Formant combinatorics in Slovenian
Kombinatorika besedotvornih obrazil v slovenščini

Slovenian, like other Slavic languages, is characterized by an extremely rich morphemic structure of words, which is a result of multistage word formation; for example, in the first stage, the adjective mlad ‘young’ yields the noun mladost ‘youth’, which in turn yields the adjective mladosten ‘youthful’ in the second stage, which in turn yields the noun mladostnik ‘adolescent’ in the third stage, which in turn yields the possessive adjective mladostnikov ‘adolescent’s’ in the fourth stage. This example shows the compatibility of four suffixal formants: -ost + -en + -ik + -ov. The compatibility of formants is considered to be the ability of different word-formation morphemes to coexist within multistage formation, taking into account the semantic-extension aspect.
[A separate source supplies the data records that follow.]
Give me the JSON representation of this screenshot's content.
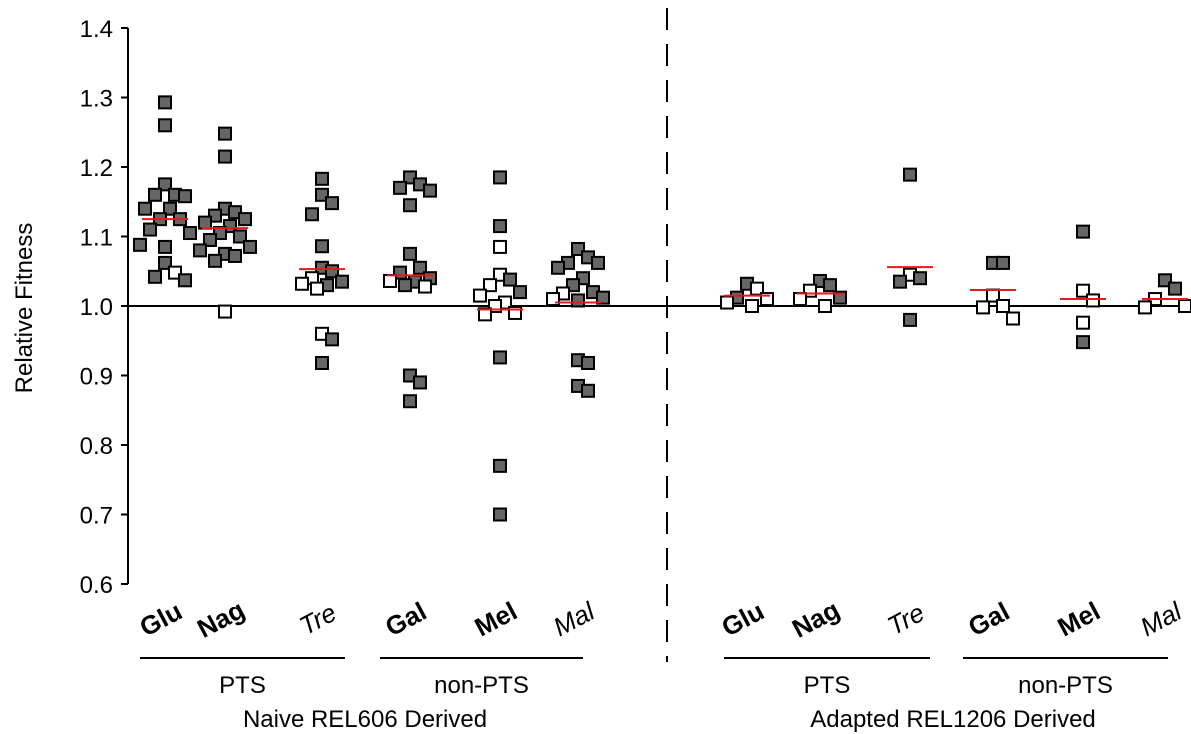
{
  "chart_data": {
    "type": "scatter",
    "title": "",
    "ylabel": "Relative Fitness",
    "ylim": [
      0.6,
      1.4
    ],
    "yticks": [
      "0.6",
      "0.7",
      "0.8",
      "0.9",
      "1.0",
      "1.1",
      "1.2",
      "1.3",
      "1.4"
    ],
    "reference_line": 1.0,
    "divider": "dashed vertical line between panels",
    "legend": "none",
    "marker_colors": {
      "filled": "#666666",
      "open": "#ffffff",
      "edge": "#000000",
      "mean": "#e41a1c"
    },
    "panels": [
      {
        "title": "Naive REL606 Derived",
        "groups": [
          {
            "label": "PTS",
            "categories": [
              "Glu",
              "Nag",
              "Tre"
            ]
          },
          {
            "label": "non-PTS",
            "categories": [
              "Gal",
              "Mel",
              "Mal"
            ]
          }
        ],
        "categories": [
          {
            "name": "Glu",
            "style": "bold",
            "mean": 1.125,
            "filled": [
              1.293,
              1.26,
              1.16,
              1.16,
              1.158,
              1.175,
              1.14,
              1.14,
              1.125,
              1.125,
              1.105,
              1.11,
              1.088,
              1.085,
              1.062,
              1.042,
              1.037
            ],
            "open": [
              1.048
            ]
          },
          {
            "name": "Nag",
            "style": "bold",
            "mean": 1.112,
            "filled": [
              1.248,
              1.215,
              1.14,
              1.135,
              1.13,
              1.125,
              1.12,
              1.115,
              1.105,
              1.1,
              1.095,
              1.085,
              1.08,
              1.075,
              1.072,
              1.065
            ],
            "open": [
              0.992
            ]
          },
          {
            "name": "Tre",
            "style": "italic",
            "mean": 1.053,
            "filled": [
              1.183,
              1.16,
              1.148,
              1.132,
              1.086,
              1.055,
              1.05,
              1.035,
              1.03,
              0.952,
              0.918
            ],
            "open": [
              1.04,
              1.032,
              1.025,
              0.96
            ]
          },
          {
            "name": "Gal",
            "style": "bold",
            "mean": 1.044,
            "filled": [
              1.185,
              1.175,
              1.17,
              1.166,
              1.145,
              1.075,
              1.055,
              1.048,
              1.04,
              1.035,
              1.03,
              0.9,
              0.89,
              0.863
            ],
            "open": [
              1.036,
              1.028
            ]
          },
          {
            "name": "Mel",
            "style": "bold",
            "mean": 0.995,
            "filled": [
              1.185,
              1.115,
              1.038,
              1.02,
              0.926,
              0.77,
              0.7
            ],
            "open": [
              1.085,
              1.045,
              1.03,
              1.015,
              1.005,
              1.0,
              0.99,
              0.988
            ]
          },
          {
            "name": "Mal",
            "style": "italic",
            "mean": 1.005,
            "filled": [
              1.082,
              1.07,
              1.062,
              1.062,
              1.055,
              1.04,
              1.03,
              1.02,
              1.012,
              1.008,
              0.922,
              0.918,
              0.885,
              0.878
            ],
            "open": [
              1.018,
              1.01
            ]
          }
        ]
      },
      {
        "title": "Adapted REL1206 Derived",
        "groups": [
          {
            "label": "PTS",
            "categories": [
              "Glu",
              "Nag",
              "Tre"
            ]
          },
          {
            "label": "non-PTS",
            "categories": [
              "Gal",
              "Mel",
              "Mal"
            ]
          }
        ],
        "categories": [
          {
            "name": "Glu",
            "style": "bold",
            "mean": 1.015,
            "filled": [
              1.032,
              1.012
            ],
            "open": [
              1.025,
              1.01,
              1.005,
              1.0
            ]
          },
          {
            "name": "Nag",
            "style": "bold",
            "mean": 1.018,
            "filled": [
              1.036,
              1.03,
              1.012
            ],
            "open": [
              1.022,
              1.01,
              1.0
            ]
          },
          {
            "name": "Tre",
            "style": "italic",
            "mean": 1.056,
            "filled": [
              1.189,
              1.04,
              1.035,
              0.98
            ],
            "open": [
              1.045
            ]
          },
          {
            "name": "Gal",
            "style": "bold",
            "mean": 1.023,
            "filled": [
              1.062,
              1.062
            ],
            "open": [
              1.015,
              1.0,
              0.998,
              0.982
            ]
          },
          {
            "name": "Mel",
            "style": "bold",
            "mean": 1.01,
            "filled": [
              1.107,
              0.948
            ],
            "open": [
              1.022,
              1.008,
              0.976
            ]
          },
          {
            "name": "Mal",
            "style": "italic",
            "mean": 1.01,
            "filled": [
              1.037,
              1.025
            ],
            "open": [
              1.01,
              1.0,
              0.998
            ]
          }
        ]
      }
    ]
  }
}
The proposed project focuses on the analysis and description of the compatibility of wordformation morphemes (formants) within multistage formation (mlad → mladost → mladosten → mladostnik → mladostnikov), which will generate a new research field in Slovenian linguistics: morphotactics. This is an innovation because this field does not yet exist in Slovenian linguistics. Such an analysis – by determining (a) the systemic predictability of formation in terms of the compatibility of suffixal formants and (b) its limitations – will make it possible to present the characteristics of word-formation and semantic-extension mechanisms of Slovenian, on contemporary language material, including all contemporary Slovenian dictionaries and corpora, by integrating the most state-of-the-art research methods in linguistics and language technologies (including deep learning). In so doing, we will perform the first comprehensive analysis of Slovenian word formation in 70 years.

The language technology objective of the project is a pioneering compilation of the first training set and the first language technology application allowing automatic
morpheme segmentation of Slovenian words. This is also of key importance for the development of semantic language resources and language technologies for Slovenian, and it is of course undoubtedly important for linguistics as well.